Warum ist der Himmel blau?
Zu den Phänomenen, die jedem Menschen vertraut sind, gehört die Farbe des unbewölkten Himmels, die je nach Tageszeit und Witterungseinflüssen zwischen Blau und Rot wechseln kann. Warum aber ist der Himmel blau, wenn die Sonne doch ganz offenbar in einer vollkommen anderen Farbe scheint? Zur Beantwortung dieser Frage muss man zurückgreifen auf Beschreibungen von Streuphänomenen zwischen Materie und elektromagnetischer Strahlung, zu der auch das Sonnenlicht gehört.
Die Rayleigh-Streuung
Elektromagnetische Strahlung wird beim Auftreffen auf kleine Partikel gestreut, das bedeutet, sie wird abgelenkt, ohne dass sich ihre Farbe ändert. Dabei hängt das Maß der Streuung sehr stark von der Wellenlänge der Strahlung ab. Kurzwellige Strahlung unterliegt hierbei einer sehr viel ausgeprägteren Streuung als langwellige.
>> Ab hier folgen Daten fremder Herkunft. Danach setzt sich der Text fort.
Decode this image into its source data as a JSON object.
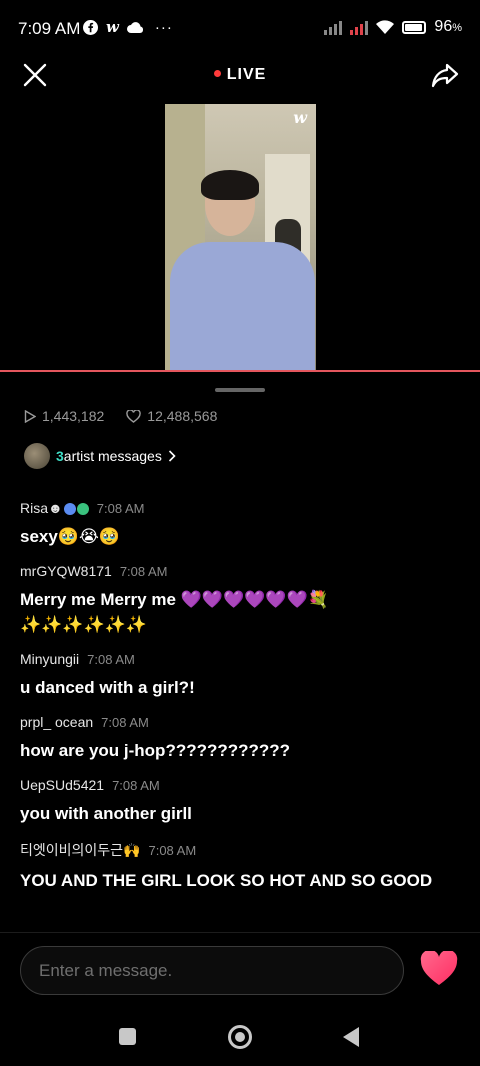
{
  "status_bar": {
    "time": "7:09 AM",
    "left_icons": [
      "facebook-icon",
      "weverse-icon",
      "cloud-icon",
      "more-icon"
    ],
    "more_label": "···",
    "battery": "96"
  },
  "header": {
    "live_label": "LIVE"
  },
  "video": {
    "logo": "w"
  },
  "stats": {
    "plays": "1,443,182",
    "likes": "12,488,568"
  },
  "artist_messages": {
    "count": "3",
    "label": "artist messages"
  },
  "chat": [
    {
      "user": "Risa☻",
      "time": "7:08 AM",
      "text": "sexy🥹😭🥹"
    },
    {
      "user": "mrGYQW8171",
      "time": "7:08 AM",
      "text": "Merry me Merry me 💜💜💜💜💜💜💐 ✨✨✨✨✨✨"
    },
    {
      "user": "Minyungii",
      "time": "7:08 AM",
      "text": "u danced with a girl?!"
    },
    {
      "user": "prpl_ ocean",
      "time": "7:08 AM",
      "text": "how are you j-hop????????????"
    },
    {
      "user": "UepSUd5421",
      "time": "7:08 AM",
      "text": "you with another girll"
    },
    {
      "user": "티엣이비의이두근🙌",
      "time": "7:08 AM",
      "text": "YOU AND THE GIRL LOOK SO HOT AND SO GOOD"
    }
  ],
  "input": {
    "placeholder": "Enter a message."
  },
  "colors": {
    "accent_live": "#ff3b3b",
    "artist_accent": "#3ddbc4",
    "heart": "#ff3d6e",
    "progress": "#e4565d"
  }
}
Dieser Zusammenhang wird nach seinem Entdecker, dem 3. Baron Rayleigh, John William Strutt, als Rayleigh-Streuung bezeichnet und wurde bereits 1871 von ihm zur Deutung des Himmelsblaus als Streuphänomen herangezogen.
Blaues Licht wird stärker gestreut als Rotes
Auf seinem Weg zu einem Beobachter auf der Erde trifft das Sonnenlicht auf Gasmoleküle unserer Atmosphäre und wird an ihnen gemäss des Rayleigh-Gesetzes gestreut. Ist der Weg durch die Luftschicht eher kurz, wie es bei nahezu senkrechtem Einfall am Tage der Fall ist, wirkt sich der Einfluss der Streuung hauptsächlich auf den kurzwelligen Anteil des Sonnenlichts aus: Das blaue Licht wird stärker gestreut als das rote und gelangt so, aus der direkten Strahlrichtung der Sonne herausgelenkt, über eine Vielzahl von Streuungen aus allen Richtungen in das Auge des Beobachters, dem der Himmel daher blau erscheint.
Morgen- und Abendrot
Bei Sonnenauf- oder untergang bietet sich uns eine leicht veränderte Situation. Der Weg des Lichts durch die Lufthülle ist bei seitlichem, fast streifendem, Einfall deutlich länger als bei hoch stehender Sonne. Wurden die kurzwelligen, blauen Anteile des Sonnenlichts erst einmal aus ihrer ursprünglichen Richtung herausgestreut, verbleiben vermehrt die langwelligen, roten Komponenten übrig. Da der blaue Anteil des Lichts den Beobachter in diesem Fall immer weniger erreicht, verschiebt sich die Farbtönung des Sonnenlichts zunehmend nach Rot. Aufgrund des längeren Weges durch die Atmosphäre und der stärkeren Streuung des blauen Lichts nimmt ein Beobachter bei tiefstehender Sonne verstärkt das weniger gestreute, rote Licht wahr. Trifft dieses bei extrem tiefstehender Sonne auf ein Gebirge, so kann der Beobachter das sogenannte Alpenglühen bewundern und mit Hilfe des Rayleigh-Gesetzes erklären.